一圈又一圈,准备魔法仪式一般,刷地召唤出一棵遮天蔽日的梅树,层层迭迭地开满了白花,片片随风飘落。
苏白一步步跪拜过去,满身梅香满身雪。
可梅树与司望都在远处,都在冰冻的水中央。
起了雾下了霜。
看都看不真切,更别说触碰到。
篝火愈燃愈烈,除了火光全无温度;冰天雪地里万籁俱寂,唯有雪崩声如雷霆。
「苏白!」水中央的幻影向他呼喊,身影被风雪扭曲。
苏白似被人蓦然捞起,雪崩的呼啸声远了,眼前清明。
他定神看清了司望的脸,潮湿,酡红,像是一碗滚烫的烧酒。
苏白喉结微动,扼着司望脖颈的手随即一松。
天光瀰漫,他们呵气成云。
「醒了?」司望胸膛激烈地起伏,蹙着眉头却又笑起来。
真好看。
他就是朵花苞,花芯儿酿製着酒的味道。
苏白浅浅地抿了一口酒,或是催熟了这朵花苞,让他羞涩又热烈地绽放。
「我很想你。

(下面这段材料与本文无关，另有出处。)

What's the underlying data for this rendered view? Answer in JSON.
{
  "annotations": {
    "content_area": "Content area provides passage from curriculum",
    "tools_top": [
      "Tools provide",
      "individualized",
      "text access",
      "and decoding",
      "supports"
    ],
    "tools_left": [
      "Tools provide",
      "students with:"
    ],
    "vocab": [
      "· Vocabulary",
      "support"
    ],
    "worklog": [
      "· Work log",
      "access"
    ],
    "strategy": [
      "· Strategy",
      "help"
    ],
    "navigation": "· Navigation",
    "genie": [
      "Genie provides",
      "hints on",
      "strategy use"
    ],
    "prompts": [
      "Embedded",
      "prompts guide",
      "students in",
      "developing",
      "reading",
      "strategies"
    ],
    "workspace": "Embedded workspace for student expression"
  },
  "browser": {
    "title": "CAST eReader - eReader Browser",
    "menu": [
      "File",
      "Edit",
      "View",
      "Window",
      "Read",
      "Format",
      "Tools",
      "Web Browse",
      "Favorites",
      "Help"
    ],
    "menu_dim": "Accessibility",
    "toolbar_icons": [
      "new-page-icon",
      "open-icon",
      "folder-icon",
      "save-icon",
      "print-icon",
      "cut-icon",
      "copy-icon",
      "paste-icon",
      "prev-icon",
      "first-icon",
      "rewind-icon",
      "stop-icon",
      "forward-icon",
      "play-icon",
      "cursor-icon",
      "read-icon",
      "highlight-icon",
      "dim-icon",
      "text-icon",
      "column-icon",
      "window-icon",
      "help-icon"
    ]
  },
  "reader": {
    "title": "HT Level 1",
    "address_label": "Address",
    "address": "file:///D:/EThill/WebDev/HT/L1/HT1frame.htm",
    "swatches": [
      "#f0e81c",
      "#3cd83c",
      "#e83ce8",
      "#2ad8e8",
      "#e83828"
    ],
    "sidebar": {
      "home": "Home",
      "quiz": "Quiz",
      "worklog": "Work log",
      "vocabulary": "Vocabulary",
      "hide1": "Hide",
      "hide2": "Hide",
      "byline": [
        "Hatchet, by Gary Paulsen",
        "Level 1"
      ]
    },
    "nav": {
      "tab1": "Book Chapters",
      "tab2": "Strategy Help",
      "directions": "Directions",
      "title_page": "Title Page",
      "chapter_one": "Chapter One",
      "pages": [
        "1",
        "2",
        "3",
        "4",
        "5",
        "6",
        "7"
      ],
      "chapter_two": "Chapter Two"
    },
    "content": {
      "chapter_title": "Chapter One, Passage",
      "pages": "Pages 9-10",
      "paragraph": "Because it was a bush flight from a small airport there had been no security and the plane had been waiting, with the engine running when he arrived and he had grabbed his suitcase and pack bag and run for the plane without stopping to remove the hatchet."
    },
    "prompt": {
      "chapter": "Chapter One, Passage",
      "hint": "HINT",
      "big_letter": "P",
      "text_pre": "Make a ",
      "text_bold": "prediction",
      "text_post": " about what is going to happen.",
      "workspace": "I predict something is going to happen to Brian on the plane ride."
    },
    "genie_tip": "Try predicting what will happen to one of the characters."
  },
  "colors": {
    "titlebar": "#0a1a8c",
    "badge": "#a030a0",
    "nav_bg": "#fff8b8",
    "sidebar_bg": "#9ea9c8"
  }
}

」苏白没头没脑地说。
司望眉头舒展,轻轻笑,额前的汗水顺着他眼角淌:「知道了。」
司望没打算上赶着去伺候苏白的易感期。
原本就为那货易感期要命的坏脾气恼火,现在直接晓得他易感期是真的能「要命」,便更是气不打一处来。
结果还没好好发个火,人直接就跑路不回出租屋,每天留些残羹冷饭给谁吃?别以为写了卡片就让事情翻篇过去,忽悠傻子呢这是。
司望气愤地把卡片撕掉,又气愤地把冰箱里的外卖加热吃完,再气愤地上班一项一项完成交接任务,火气大得让公司里的后辈直打哆嗦,他又耐着性子一个接一个给人家道歉。
气愤着气愤着日子也就到了七号。
请好了的假期也没法改,他在出租屋里走了场马拉松,终于觉得披衣出门,徒步走去了母校。
电瓶车还在学校里停着呢。
司望没有去取电瓶车,径直去了苏白宿舍。